Most whiskey distillers' first product is a white dog, moonshine, or some iteration of their spirit unaged. This is so they can introduce the drinking public to their creation without the mediation of time spent in a barrel. Copper Shot is no different. They, in fact, offer three clear spirits: white dog, moonshine and vodka. What's the difference? Very slight, mostly in proof and whether it was run through a column still or not. Steve tells me that all their clear spirits are filtered through oak chips as soon as they come off the still, for a little added flavor.

Copper Shot's white dog is bottled at 120 proof and comes off the still at 160. The notes are solidly of wood and smoke, with just the slightest hint of corn sweetness. The moonshine comes in at 80 proof, which allows more of a grain and corn flavor to come through, than the higher proof white dog. The vodka (run through the column after coming off the pot still) has notes of plum and butter, and almost no bite.

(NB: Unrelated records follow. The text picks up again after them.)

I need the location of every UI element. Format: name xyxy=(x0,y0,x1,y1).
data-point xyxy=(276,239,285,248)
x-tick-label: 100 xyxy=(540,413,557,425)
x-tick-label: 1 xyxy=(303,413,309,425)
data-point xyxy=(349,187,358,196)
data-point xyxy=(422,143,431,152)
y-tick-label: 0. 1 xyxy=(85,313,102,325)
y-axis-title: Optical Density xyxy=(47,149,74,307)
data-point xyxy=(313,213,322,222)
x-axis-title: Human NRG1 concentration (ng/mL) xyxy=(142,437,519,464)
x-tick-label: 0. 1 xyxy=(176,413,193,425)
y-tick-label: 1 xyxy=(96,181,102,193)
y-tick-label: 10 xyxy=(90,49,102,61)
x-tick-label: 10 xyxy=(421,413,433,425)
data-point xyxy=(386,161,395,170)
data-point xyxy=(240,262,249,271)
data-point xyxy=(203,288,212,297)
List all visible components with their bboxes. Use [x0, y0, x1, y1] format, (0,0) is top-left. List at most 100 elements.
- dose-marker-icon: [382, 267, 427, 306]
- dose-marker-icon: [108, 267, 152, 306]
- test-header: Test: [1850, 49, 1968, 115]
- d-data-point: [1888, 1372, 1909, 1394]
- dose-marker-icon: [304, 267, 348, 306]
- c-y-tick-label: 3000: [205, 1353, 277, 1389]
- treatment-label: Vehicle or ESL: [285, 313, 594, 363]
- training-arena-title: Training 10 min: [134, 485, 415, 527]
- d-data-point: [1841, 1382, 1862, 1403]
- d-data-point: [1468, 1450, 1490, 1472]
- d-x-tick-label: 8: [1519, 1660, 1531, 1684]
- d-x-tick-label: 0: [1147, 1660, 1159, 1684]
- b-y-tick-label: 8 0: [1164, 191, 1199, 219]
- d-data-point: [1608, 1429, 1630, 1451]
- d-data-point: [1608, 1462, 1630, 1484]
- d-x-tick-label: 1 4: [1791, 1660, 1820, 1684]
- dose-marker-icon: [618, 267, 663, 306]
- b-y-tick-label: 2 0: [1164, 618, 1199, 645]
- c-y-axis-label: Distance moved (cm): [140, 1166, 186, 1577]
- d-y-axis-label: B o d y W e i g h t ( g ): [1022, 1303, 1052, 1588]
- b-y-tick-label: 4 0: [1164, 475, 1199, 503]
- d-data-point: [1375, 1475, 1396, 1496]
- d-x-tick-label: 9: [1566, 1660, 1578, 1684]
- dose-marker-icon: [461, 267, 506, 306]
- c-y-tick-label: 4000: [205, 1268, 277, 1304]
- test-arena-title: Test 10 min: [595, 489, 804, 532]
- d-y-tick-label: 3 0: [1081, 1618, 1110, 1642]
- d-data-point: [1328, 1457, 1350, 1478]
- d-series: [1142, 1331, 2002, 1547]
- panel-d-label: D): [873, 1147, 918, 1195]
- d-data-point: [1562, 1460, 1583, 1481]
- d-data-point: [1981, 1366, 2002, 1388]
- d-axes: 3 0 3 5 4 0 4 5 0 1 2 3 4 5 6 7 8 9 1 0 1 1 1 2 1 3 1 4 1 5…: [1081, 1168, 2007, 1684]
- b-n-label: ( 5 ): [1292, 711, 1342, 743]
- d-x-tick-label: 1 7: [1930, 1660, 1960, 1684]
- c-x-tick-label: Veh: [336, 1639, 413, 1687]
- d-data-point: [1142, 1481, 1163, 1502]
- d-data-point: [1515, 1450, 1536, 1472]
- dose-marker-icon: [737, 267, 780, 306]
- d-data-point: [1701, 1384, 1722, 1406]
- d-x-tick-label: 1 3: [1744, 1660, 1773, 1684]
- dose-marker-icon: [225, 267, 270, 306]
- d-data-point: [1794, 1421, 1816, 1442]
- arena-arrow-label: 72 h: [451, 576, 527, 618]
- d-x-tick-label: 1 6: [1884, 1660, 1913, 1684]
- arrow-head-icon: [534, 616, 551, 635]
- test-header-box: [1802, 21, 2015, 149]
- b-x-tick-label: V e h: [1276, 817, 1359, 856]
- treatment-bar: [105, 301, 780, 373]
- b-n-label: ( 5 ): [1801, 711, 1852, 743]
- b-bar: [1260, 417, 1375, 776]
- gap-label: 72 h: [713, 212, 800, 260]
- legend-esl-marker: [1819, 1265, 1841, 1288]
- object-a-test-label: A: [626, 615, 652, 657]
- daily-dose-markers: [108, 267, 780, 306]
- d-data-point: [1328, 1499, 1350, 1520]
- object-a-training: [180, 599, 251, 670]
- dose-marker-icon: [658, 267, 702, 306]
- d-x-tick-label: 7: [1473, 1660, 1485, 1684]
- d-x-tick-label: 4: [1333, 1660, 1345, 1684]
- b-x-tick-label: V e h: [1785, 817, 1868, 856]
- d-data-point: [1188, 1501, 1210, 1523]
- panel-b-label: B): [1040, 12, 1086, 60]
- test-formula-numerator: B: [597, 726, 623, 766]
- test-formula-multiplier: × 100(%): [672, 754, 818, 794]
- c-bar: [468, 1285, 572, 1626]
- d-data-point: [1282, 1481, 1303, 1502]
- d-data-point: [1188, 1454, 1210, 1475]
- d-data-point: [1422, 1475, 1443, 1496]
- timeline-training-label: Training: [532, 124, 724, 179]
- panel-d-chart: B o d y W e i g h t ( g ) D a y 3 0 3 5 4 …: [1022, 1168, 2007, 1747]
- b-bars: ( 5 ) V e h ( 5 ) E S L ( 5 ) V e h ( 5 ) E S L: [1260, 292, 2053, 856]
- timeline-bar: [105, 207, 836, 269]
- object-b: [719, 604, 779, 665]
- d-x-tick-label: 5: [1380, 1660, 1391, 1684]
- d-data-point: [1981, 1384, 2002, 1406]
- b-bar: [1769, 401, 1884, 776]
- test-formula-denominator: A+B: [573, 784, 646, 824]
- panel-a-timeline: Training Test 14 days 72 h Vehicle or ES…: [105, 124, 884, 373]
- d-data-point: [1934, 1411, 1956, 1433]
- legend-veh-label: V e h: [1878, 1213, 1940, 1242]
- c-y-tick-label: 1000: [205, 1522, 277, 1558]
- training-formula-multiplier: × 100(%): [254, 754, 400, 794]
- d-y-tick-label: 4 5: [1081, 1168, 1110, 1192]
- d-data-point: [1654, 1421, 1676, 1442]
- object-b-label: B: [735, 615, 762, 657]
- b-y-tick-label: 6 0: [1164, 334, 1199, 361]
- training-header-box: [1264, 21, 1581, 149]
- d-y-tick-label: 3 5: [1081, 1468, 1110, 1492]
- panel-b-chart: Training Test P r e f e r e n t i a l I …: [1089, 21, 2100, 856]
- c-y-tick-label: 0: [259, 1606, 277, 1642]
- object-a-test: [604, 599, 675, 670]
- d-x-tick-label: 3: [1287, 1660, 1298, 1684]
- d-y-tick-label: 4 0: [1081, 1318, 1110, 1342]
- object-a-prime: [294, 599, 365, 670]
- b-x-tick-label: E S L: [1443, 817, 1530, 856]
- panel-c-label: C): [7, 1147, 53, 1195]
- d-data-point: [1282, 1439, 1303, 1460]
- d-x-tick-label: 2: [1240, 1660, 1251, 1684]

The other spirits are flavored variants of the moonshine: apple pie, peach, pink lemonade, blood orange and amaretto. They are proofed down to 30 and made using juice and sugar. The amaretto is moonshine with macerated almonds and vanilla extract steeped in it. Steve tells me the blood orange is their most popular spirit. It's also the one I like the least, finding it to taste more of bitter rind than anything else. I enjoyed the peach flavor the most. It is tart and tangy, reminding me of white grape juice.



The electricity is back on, machinery starts up and the plastic thimbles are drained to the last sweet drop. I chat with Steve as Mike goes back to dipping bottle necks in wax and labeling. It dawns on me. Listening to how these guys built this place, modify their own equipment (including crafting their first mini still) and make their spirits from scratch, makes me feel less adequate as a man. These guys are pretty much what you'd imagine if someone told you to think up a self-sufficient Texan. If you ask me to hook a hose up to a tank, I just hope the liquid isn't valuable, because it would most likely end up on the floor.

The difference is hammered home when Mike and Steve wish me safe travels from the porch. I begin on unsteady footing back up the hill, until they point out the railroad-tie steps are just on the other side.  Well shoot, these Texans have thought of everything now, ain't they?